‘The idea of turning the lights off with an app may seem gimmicky, but consumers are warming to it.’
The smartphone is no longer just a portable computer in your pocket. It has become the remote control for your life.
Want to flip off the living room lights, unlock your front door, or get a reading of your blood pressure? All of this can be done through mobile apps that work with accessories embedded with sensors or an Internet connection.
For several years, technology companies have promised the dream of the connected home, the connected body and the connected car. Those connections have proved illusory. But in the last year app-powered accessories have provided the mechanism to actually make the connections. That is partly because smartphones have become the device people never put down. But it is also because wireless sensors have become smaller, cheaper and ubiquitous.
Big companies with strong brands have been heavily promoting the new uses for these gadgets. General Motors advertises its Chevy Malibu Eco with a man showing his parents how he starts the car with a smartphone. A major selling point of the popular Nest thermostat is its ability to turn up the furnace from miles away with a cellphone.
The idea of turning off the lights with a smartphone may seem gimmicky, but consumers are warming to applications, said Bill Scheffler, director of business development for the Z-Wave Alliance, a consortium of companies that make connected appliances. The situation resembles the time when power windows started catching on for automobiles, Scheffler said.

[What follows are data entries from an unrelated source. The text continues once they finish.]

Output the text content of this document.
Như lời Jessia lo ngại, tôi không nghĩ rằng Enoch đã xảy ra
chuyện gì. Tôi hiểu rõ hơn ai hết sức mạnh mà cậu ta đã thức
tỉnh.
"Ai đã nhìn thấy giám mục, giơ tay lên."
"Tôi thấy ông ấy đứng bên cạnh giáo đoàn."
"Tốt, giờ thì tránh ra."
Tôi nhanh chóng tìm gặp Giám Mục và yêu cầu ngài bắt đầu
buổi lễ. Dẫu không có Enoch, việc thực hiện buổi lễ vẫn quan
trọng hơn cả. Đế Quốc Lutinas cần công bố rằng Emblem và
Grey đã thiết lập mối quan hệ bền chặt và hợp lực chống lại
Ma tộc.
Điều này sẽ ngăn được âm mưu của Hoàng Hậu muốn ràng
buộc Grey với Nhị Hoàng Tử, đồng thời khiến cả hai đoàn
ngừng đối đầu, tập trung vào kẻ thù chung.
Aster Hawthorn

“It used to be that people would say, why does anybody want a remote control for a TV if you can get up and change the channel?’’ he said. “It’s just progress.’’ At the International Consumer Electronics Show in Las Vegas, which has attracted more than 150,000 people last week, dozens of companies are showing off connected accessories they can hook up to their home appliances to make them work with smartphones, and many are also displaying wearable devices that can help people monitor their health on their phones. AT&T, the wireless carrier, said that in March it will begin selling a wireless security system called Digital Life that will allow people to use tablets or phones to monitor cameras, alarms and even coffeepots.
If a burglar trips a motion sensor in the house, for example, a user can receive a text message, then call the police. Customers can choose to expand AT&T's wireless service to appliances like lights, door locks, thermostats and security cameras, which can be controlled and monitored through the AT&T mobile app.
Ingersoll Rand, which makes industrial products, offers a $300 starter kit and software for people to connect their homes. It includes a lock, a light and a wireless ‘bridge,’ or base station, to connect the devices to the Internet. At the electronics show, IHealth introduced a wireless glucose meter, called the Smart Glucometer, that lets people with diabetes determine their blood sugar. A user puts a blood sample on a test strip, pops it into an accessory attached to a smartphone, and an app gives a reading of the blood sugar level.